Ditto: «Senza rete abitativa pubblica le emergenze diventano crisi»

Il tema dell’housing sociale torna al centro del dibattito pubblico dopo gli sgomberi seguiti al crollo di via Cavour a Casoria, che hanno lasciato decine di persone senza una soluzione abitativa stabile. La vicenda ha riacceso l’attenzione sulle politiche della casa e sulla capacità delle istituzioni di rispondere in modo strutturale alle emergenze abitative. Secondo Enrico Ditto, imprenditore campano esperto di patrimoni immobiliari, il problema non riguarda soltanto il singolo episodio ma evidenzia una criticità più ampia che interessa il sistema di pianificazione abitativa nel Sud Italia.

La gestione delle famiglie sfollate, infatti, mostra quanto sia fragile la rete pubblica destinata a garantire soluzioni abitative temporanee e stabili. Quando un evento improvviso colpisce edifici o quartieri, le amministrazioni locali si trovano spesso a intervenire con misure emergenziali, come l’ospitalità in strutture alberghiere, che rappresentano una risposta immediata ma non una vera politica abitativa. Secondo Ditto, la questione è proprio questa: distinguere tra interventi di emergenza e strategie strutturali di lungo periodo.

Il divario tra Nord e Sud del Paese è evidente anche sul piano della disponibilità di edilizia residenziale pubblica. Nelle regioni meridionali la quota di alloggi pubblici rispetto alla popolazione è tra le più basse d’Italia, mentre in molte aree del Centro-Nord esistono strumenti e incentivi che favoriscono la manutenzione e il recupero del patrimonio immobiliare privato. Dove il mercato immobiliare è più debole, invece, gli edifici rischiano di deteriorarsi senza che intervengano né i privati né il settore pubblico, creando una situazione di vulnerabilità che emerge con forza nei momenti di crisi.

Il caso di Casoria, quindi, rappresenta per Ditto un esempio emblematico di una criticità diffusa.

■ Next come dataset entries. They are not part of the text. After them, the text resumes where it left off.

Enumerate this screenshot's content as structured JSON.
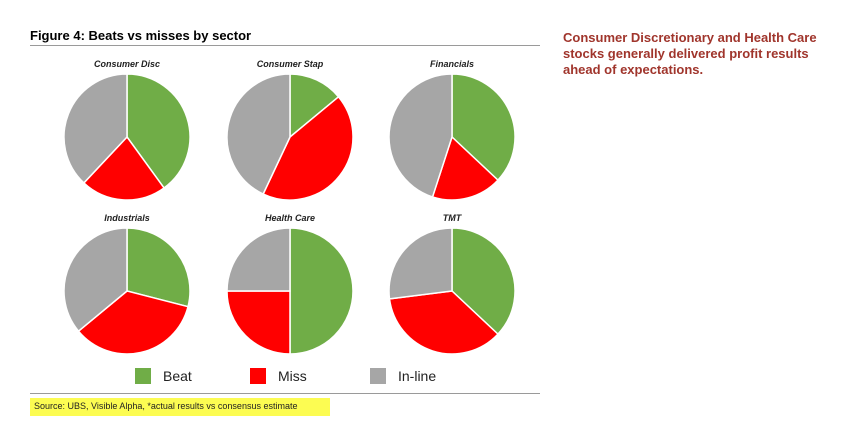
{
  "figure_title": "Figure 4: Beats vs misses by sector",
  "commentary": "Consumer Discretionary and Health Care stocks generally delivered profit results ahead of expectations.",
  "source": "Source: UBS, Visible Alpha, *actual results vs consensus estimate",
  "colors": {
    "beat": "#70ad47",
    "miss": "#ff0000",
    "inline": "#a6a6a6",
    "commentary": "#a0352c",
    "highlight": "#fcfc52"
  },
  "chart_data": {
    "type": "pie",
    "title": "Figure 4: Beats vs misses by sector",
    "series_names": [
      "Beat",
      "Miss",
      "In-line"
    ],
    "legend_position": "bottom",
    "charts": [
      {
        "title": "Consumer Disc",
        "values": [
          40,
          22,
          38
        ]
      },
      {
        "title": "Consumer Stap",
        "values": [
          14,
          43,
          43
        ]
      },
      {
        "title": "Financials",
        "values": [
          37,
          18,
          45
        ]
      },
      {
        "title": "Industrials",
        "values": [
          29,
          35,
          36
        ]
      },
      {
        "title": "Health Care",
        "values": [
          50,
          25,
          25
        ]
      },
      {
        "title": "TMT",
        "values": [
          37,
          36,
          27
        ]
      }
    ]
  }
}
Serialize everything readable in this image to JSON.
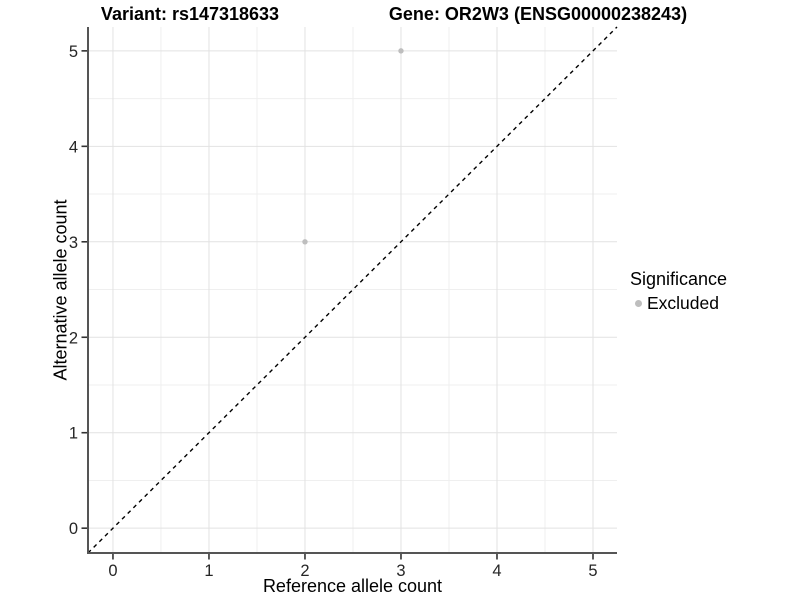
{
  "chart_data": {
    "type": "scatter",
    "title_left": "Variant: rs147318633",
    "title_right": "Gene: OR2W3 (ENSG00000238243)",
    "xlabel": "Reference allele count",
    "ylabel": "Alternative allele count",
    "xlim": [
      -0.26,
      5.25
    ],
    "ylim": [
      -0.26,
      5.25
    ],
    "xticks": [
      0,
      1,
      2,
      3,
      4,
      5
    ],
    "yticks": [
      0,
      1,
      2,
      3,
      4,
      5
    ],
    "grid": "major+minor",
    "abline": {
      "slope": 1,
      "intercept": 0,
      "style": "dashed",
      "color": "#000000"
    },
    "series": [
      {
        "name": "Excluded",
        "color": "#bebebe",
        "points": [
          {
            "x": 2,
            "y": 3
          },
          {
            "x": 3,
            "y": 5
          }
        ]
      }
    ],
    "legend": {
      "title": "Significance",
      "position": "right",
      "items": [
        {
          "label": "Excluded",
          "color": "#bebebe"
        }
      ]
    },
    "colors": {
      "background": "#ffffff",
      "grid_major": "#e2e2e2",
      "grid_minor": "#efefef",
      "axis_line": "#555555",
      "tick_mark": "#333333",
      "tick_label": "#262626",
      "title_text": "#000000"
    }
  }
}
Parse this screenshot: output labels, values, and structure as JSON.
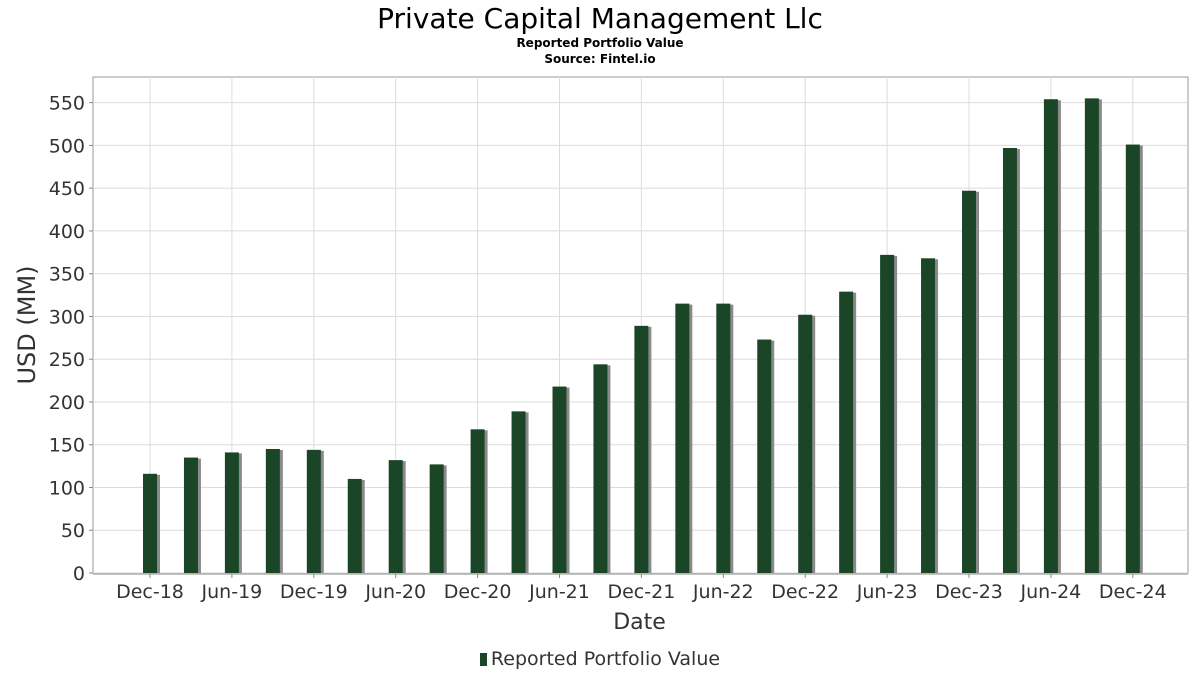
{
  "header": {
    "title": "Private Capital Management Llc",
    "subtitle": "Reported Portfolio Value",
    "source": "Source: Fintel.io"
  },
  "legend": {
    "label": "Reported Portfolio Value"
  },
  "colors": {
    "bar": "#1a4527",
    "bar_shadow": "#8a8a8a",
    "grid": "#dcdcdc",
    "frame": "#999999"
  },
  "chart_data": {
    "type": "bar",
    "title": "Private Capital Management Llc",
    "subtitle": "Reported Portfolio Value",
    "xlabel": "Date",
    "ylabel": "USD (MM)",
    "ylim": [
      0,
      580
    ],
    "yticks": [
      0,
      50,
      100,
      150,
      200,
      250,
      300,
      350,
      400,
      450,
      500,
      550
    ],
    "grid": true,
    "legend_position": "bottom",
    "categories": [
      "Dec-18",
      "Mar-19",
      "Jun-19",
      "Sep-19",
      "Dec-19",
      "Mar-20",
      "Jun-20",
      "Sep-20",
      "Dec-20",
      "Mar-21",
      "Jun-21",
      "Sep-21",
      "Dec-21",
      "Mar-22",
      "Jun-22",
      "Sep-22",
      "Dec-22",
      "Mar-23",
      "Jun-23",
      "Sep-23",
      "Dec-23",
      "Mar-24",
      "Jun-24",
      "Sep-24",
      "Dec-24"
    ],
    "xtick_labels": [
      "Dec-18",
      "Jun-19",
      "Dec-19",
      "Jun-20",
      "Dec-20",
      "Jun-21",
      "Dec-21",
      "Jun-22",
      "Dec-22",
      "Jun-23",
      "Dec-23",
      "Jun-24",
      "Dec-24"
    ],
    "series": [
      {
        "name": "Reported Portfolio Value",
        "values": [
          116,
          135,
          141,
          145,
          144,
          110,
          132,
          127,
          168,
          189,
          218,
          244,
          289,
          315,
          315,
          273,
          302,
          329,
          372,
          368,
          447,
          497,
          554,
          555,
          501
        ]
      }
    ]
  }
}
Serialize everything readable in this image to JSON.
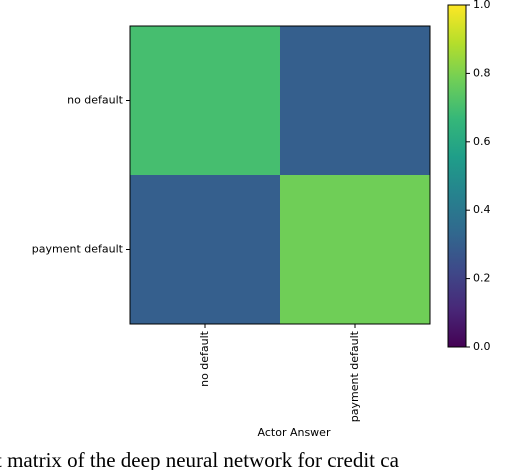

Quando non esiste una rete pubblica pronta ad accogliere chi perde la propria casa, ogni emergenza abitativa diventa più complessa da gestire e produce conseguenze sociali rilevanti per le famiglie coinvolte.

Housing sociale e prevenzione urbanistica

Secondo l’imprenditore campano, la soluzione non può essere costruita nel momento dell’emergenza. Un sistema di housing sociale efficace richiede pianificazione preventiva, coordinamento istituzionale e una visione di lungo periodo che coinvolga diversi livelli amministrativi. In particolare, Ditto indica la necessità di un lavoro congiunto tra Regione Campania e Comuni per avviare un censimento aggiornato del patrimonio edilizio a rischio e definire un piano pluriennale di interventi.

Un programma di questo tipo dovrebbe includere anche la collaborazione con operatori privati del settore immobiliare e con il privato sociale, creando un modello capace di integrare prevenzione, manutenzione e risposta abitativa. Solo attraverso una regia istituzionale stabile, infatti, è possibile costruire una rete che consenta di affrontare le emergenze senza ricorrere a soluzioni improvvisate e costose.

Nel caso specifico di Casoria, Ditto richiama l’attenzione anche sulla presenza di numerose cavità sotterranee censite nel centro storico. La conoscenza di questi elementi, sottolinea, dimostra che i dati tecnici esistono già ma spesso non vengono accompagnati da un programma sistematico di interventi. In assenza di una pianificazione concreta, le criticità rimangono latenti fino a quando non si trasformano in emergenze.

Per Ditto la questione è soprattutto politico-amministrativa: la disponibilità di informazioni non basta se non è seguita da decisioni operative. La vera sfida per Napoli e per l’intera Campania consiste quindi nel passare da una gestione emergenziale delle crisi a una programmazione strutturale dello sviluppo urbano. Secondo l’imprenditore, solo istituzioni capaci di pianificare nel tempo possono garantire sicurezza abitativa, tutela del patrimonio edilizio e sviluppo sostenibile del territorio.